Joel Shirriff, Global Practice Lead, Terminals & Transportation, discusses why doing more can sometimes cost less.
As project financing and investment becomes harder to secure in the mining industry, companies have been exploring new opportunities to optimize their projects. One of the more successful strategies to improve a project’s overall financial model is to take a holistic approach in assessing the entire project development from the process plant to the export terminal site and ultimately to the final off-take customer. This process considers the full lifecycle costs of all the assets that may require investment across the full project scope, allowing you to identify ways of possibly spending more in one area to realize significant savings in another, which can’t be done by assessing each area in isolation.
Sometimes doing more costs less
To understand how this works in practice, consider this case study. A few years ago, Ausenco was helping a major mining company to develop a bauxite project in Guinea, Africa. Our scope included the inland process plant as well as transportation of the product to a new bulk terminal facility on a river over 110 km away. The base case transportation model was to move 10 Mt/y of processed bauxite with a slurry pipeline system, where it would be dewatered and loaded onto ships at the river terminal facility. The challenge? The particle size distribution (PSD) recipe for reliable and efficient flow of bauxite in a pipeline was not only finer than specifications preferred at the alumina refinery, but it also required more expensive dewatering and filter equipment.
Our first attempt at cost reduction was to consider rail transport instead of the pipeline, but the heavy investment in infrastructure for the short distance of this option only generated minor savings. However, by brainstorming alternatives, the team conceived the idea to remove the extra fine material (slimes) at the port in advance of filtering to reduce the dewatering costs. The problem is that this amounted to nearly 40% of the product mass being removed, requiring more product to be processed to maintain the 10 Mt/y export rate in the original plan. The resulting decision was to mine and process up to 14 Mt/y of bauxite and ship it through a larger pipeline, before it was de-slimed and dewatered for export. The additional four Mt/y of slimes were then placed into a tailings facility that was already needed near the terminal. The net result of this holistic approach was a 30% reduction in total capital investment over the original design.
By taking this holistic approach to project development, it’s possible to find opportunities to defer part of the metallurgical process—either downstream in the logistics chain or even outside the project to a third-party smelter as part of the offtake agreement. While this may seem counterintuitive at first, there are some good reasons to consider this approach:
Some ores may require a very expensive specialized process that is only economical for large volumes of product and a smaller production rate may not be able to support the cost
Some processes are very power intensive and, if the project site is so remote it requires its own power generation plant, it might be good to push certain beneficiation processes downstream
If an existing mine is expanding to another pit location, it may be too far to move run of mine (ROM) ore from one site to another. Partially processing the ore at the new site and transporting concentrate to the original plant may be more economical
There may also be environmental benefits associated with moving a finishing process from a remote mining site in the wilderness to a centralized industrial location where the residual by-products may be more easily contained and disposed of
Reducing lifecycle costs
One of Ausenco’s more recent success stories was the 2017 turnkey construction and commissioning of the Moose River Gold project in Nova Scotia, where expansion beyond the original Touquoy deposit to future pits was always part of the program. The basis of these expansion plans was to haul ROM ore from one pit to the already operating plant, but we needed to find a better way to reduce the number of trucks running on the municipal roads in the area.
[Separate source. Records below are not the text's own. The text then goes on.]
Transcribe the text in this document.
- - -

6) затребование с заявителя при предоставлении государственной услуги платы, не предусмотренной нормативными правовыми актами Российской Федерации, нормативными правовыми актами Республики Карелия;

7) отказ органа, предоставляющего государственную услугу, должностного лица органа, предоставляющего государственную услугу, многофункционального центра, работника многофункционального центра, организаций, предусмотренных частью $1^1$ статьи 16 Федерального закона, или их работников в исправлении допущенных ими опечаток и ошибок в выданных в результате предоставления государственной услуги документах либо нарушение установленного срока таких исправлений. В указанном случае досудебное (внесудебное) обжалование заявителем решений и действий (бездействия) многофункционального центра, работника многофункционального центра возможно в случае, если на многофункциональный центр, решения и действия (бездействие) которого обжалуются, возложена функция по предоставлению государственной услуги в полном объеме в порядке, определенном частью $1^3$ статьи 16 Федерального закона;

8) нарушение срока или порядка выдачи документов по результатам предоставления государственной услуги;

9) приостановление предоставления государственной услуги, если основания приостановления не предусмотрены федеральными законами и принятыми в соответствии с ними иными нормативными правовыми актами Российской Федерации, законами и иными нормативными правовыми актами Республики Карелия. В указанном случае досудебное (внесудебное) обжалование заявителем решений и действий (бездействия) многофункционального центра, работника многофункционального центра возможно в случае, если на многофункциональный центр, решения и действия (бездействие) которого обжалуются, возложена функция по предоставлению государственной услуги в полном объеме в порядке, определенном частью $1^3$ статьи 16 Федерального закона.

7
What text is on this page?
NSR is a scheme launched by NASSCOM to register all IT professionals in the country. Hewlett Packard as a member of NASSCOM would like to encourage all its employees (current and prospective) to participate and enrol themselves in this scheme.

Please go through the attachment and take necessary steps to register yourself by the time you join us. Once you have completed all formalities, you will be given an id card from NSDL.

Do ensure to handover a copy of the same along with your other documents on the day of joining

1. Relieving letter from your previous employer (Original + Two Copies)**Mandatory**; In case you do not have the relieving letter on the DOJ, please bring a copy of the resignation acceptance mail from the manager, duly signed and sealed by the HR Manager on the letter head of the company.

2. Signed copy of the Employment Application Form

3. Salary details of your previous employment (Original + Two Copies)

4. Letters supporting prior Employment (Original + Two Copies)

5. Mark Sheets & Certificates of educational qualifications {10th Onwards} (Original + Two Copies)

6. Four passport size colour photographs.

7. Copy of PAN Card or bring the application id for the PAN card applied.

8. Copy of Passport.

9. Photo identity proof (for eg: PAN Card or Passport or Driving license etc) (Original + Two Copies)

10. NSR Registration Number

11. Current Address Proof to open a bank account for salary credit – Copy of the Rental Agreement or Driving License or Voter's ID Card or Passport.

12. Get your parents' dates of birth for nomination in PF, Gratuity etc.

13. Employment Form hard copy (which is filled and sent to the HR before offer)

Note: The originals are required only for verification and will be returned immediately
While their Beaver Dam was only a few kilometers away from the plant site across a simple trucking route, their other deposits at Cochrane Hill and 15 Mile Stream required over 100 km of travel on busy public roads with weight limitations for trucking. The solution came when we realized this ore was suitable to make concentrate with a high gold recovery rate, so Ausenco proposed building a small concentrator plant at 15 Mile Stream that would result in a 10:1 reduction in the material being trucked to Touquoy. This concentrate would then be introduced to the Moose River plant for final processing and gold production. In addition to reducing total project costs, this approach mitigated both the environmental and community impacts of the project.
Collaboration is key
Over the years, Ausenco has proven that the success of this holistic approach depends on being open, honest and collaborative. To succeed, our technical teams work together across the business, consider all ideas fairly and work collaboratively with client teams to explore a variety of options. From there, we can draw on our in-house technical capability across every transportation mode and metallurgical process to identify how to deliver ingenious solutions that increase project values.
With over 90 years of industry experience, Ausenco has supported more than 500 bulk cargo operations and designed 80% of all slurry pipelines worldwide. Drawing on our extensive in-house technical expertise, we do more than provide unbiased opinions on how best to move your product from Mine to Market. We also deliver fully integrated transportation logistics systems that are fit for purpose and work holistically with both upstream production facilities and the downstream distribution network.